30 Ways To Use Google Search In The Classroom
To build search literacy in 21st-century learners, consider having students:
- Debate the role of Google in defending against ‘fake news’ and misinformation
- Imagine the ‘future of search’ based on cultural and technological trends
- Locate 3 sources of information that support an idea, and rank them in terms of their credibility.
- Find the original source of an ‘old’ idea.
- Identify experts who can function as sources of data.
- Search related keywords, names, dates, and other curiosities while reading fiction and non-fiction text to contextualize reading.
- Search and locate multiple filetypes (filetype:______) that address the same or similar topic, then defend which one is most compelling and why.
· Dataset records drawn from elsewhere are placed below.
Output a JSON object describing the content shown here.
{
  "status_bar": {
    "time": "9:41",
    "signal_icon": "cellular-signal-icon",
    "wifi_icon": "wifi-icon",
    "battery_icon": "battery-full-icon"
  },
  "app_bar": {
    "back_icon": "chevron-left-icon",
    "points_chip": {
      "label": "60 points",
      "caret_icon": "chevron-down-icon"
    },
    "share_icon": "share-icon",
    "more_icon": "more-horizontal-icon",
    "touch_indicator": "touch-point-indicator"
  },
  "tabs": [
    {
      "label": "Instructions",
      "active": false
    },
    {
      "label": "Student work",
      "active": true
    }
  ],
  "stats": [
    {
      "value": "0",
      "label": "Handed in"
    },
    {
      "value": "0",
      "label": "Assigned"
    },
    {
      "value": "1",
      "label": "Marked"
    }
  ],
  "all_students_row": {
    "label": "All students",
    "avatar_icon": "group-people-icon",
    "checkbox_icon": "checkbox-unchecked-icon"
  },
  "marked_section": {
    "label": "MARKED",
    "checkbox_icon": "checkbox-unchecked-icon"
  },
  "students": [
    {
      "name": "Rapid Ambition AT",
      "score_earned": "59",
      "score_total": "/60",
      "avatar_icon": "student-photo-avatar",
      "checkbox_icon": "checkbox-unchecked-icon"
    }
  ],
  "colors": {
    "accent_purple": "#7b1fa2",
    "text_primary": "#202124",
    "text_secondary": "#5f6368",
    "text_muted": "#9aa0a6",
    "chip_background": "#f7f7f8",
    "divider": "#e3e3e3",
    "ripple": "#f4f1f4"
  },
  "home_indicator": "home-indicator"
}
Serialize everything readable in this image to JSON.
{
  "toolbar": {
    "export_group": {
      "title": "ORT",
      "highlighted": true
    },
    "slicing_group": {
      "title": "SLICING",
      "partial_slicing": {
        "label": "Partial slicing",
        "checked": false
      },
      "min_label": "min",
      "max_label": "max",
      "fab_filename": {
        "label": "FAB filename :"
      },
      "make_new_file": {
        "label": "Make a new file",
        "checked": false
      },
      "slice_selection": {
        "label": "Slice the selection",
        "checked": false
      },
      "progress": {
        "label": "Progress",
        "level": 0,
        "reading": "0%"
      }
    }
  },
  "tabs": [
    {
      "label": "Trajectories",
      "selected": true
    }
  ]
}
- Provide 4 groups of students a query, then have them find and defend the most credible source of information on that topic.
- Have students record immediate but brief think-alouds for why they choose to click on certain search results while skipping others.
- Explain the single most important way Google is and is not like a library.
- Analyze the effect of Google on cultural trends
- Find an information search result that is non-optimal for one search objective, then explain what kind of search that result would’ve been optimal for.
- Defend or attack the using ‘out of date’ search results.
- Identify publishing needs by searching posts “within the last 7 days” and analyzing the quality of only recently published information.
- Research a topic using ‘Google search’ and then do the same using Google Scholar and compare and contrast the results.
- Use the Advanced Search function to filter results by reading level.
- Identify experts who can inform both the online and offline search process.
- Find collections of information that contextualize a topic before or after searching (e.g., Pinterest, etc.).
- Use Google search results and the QFT strategy to narrow a topic from open-ended abstraction to concrete and retrievable data.
- Imagine what Google will look like in 2030 using Moore’s law and trends from 2005 to 2020.
- Begin managing their own online brand by measuring search results against professional goals and personal beliefs, and understand how Google generates those “non-optimal” results.
- Use Google Trends and Search Filtering by date to describe the ebb and flow of quality information.
- Search social media sites for sources of information and media trends (rather than information itself).
- Defend or critique the Google Trend ‘Forecast’ using both existing search data as well as existing cultural trends.
- Use Scholar Search to find and use the “Works Cited” page of credible academic journals, then curate these sources for use in future searches.
- Experiment with key word search variations, then analyze the relationship between phrasing and search credibility.
- Defend or critique the process of Googleing entire questions (versus simply Googleing key words and phrases).
- Use “Define:_____” to find the definition of a word rather than wasting time on dictionary sites.
- Use “exact phrase” searching to find different ways a line, quote, or other text is used differently across the internet—and which sites cite sources and which do not.
- Predict the impact of voice to text on search results.
- Redesign (via a quick sketch) the Google results page to provide a more visual way to display search data on various size screens.
- Guess the impact autocomplete has had on search results using specific examples (i.e., how it can support or distract the search process).
- At the end of a research project, have students artistically explain the difference between search and research.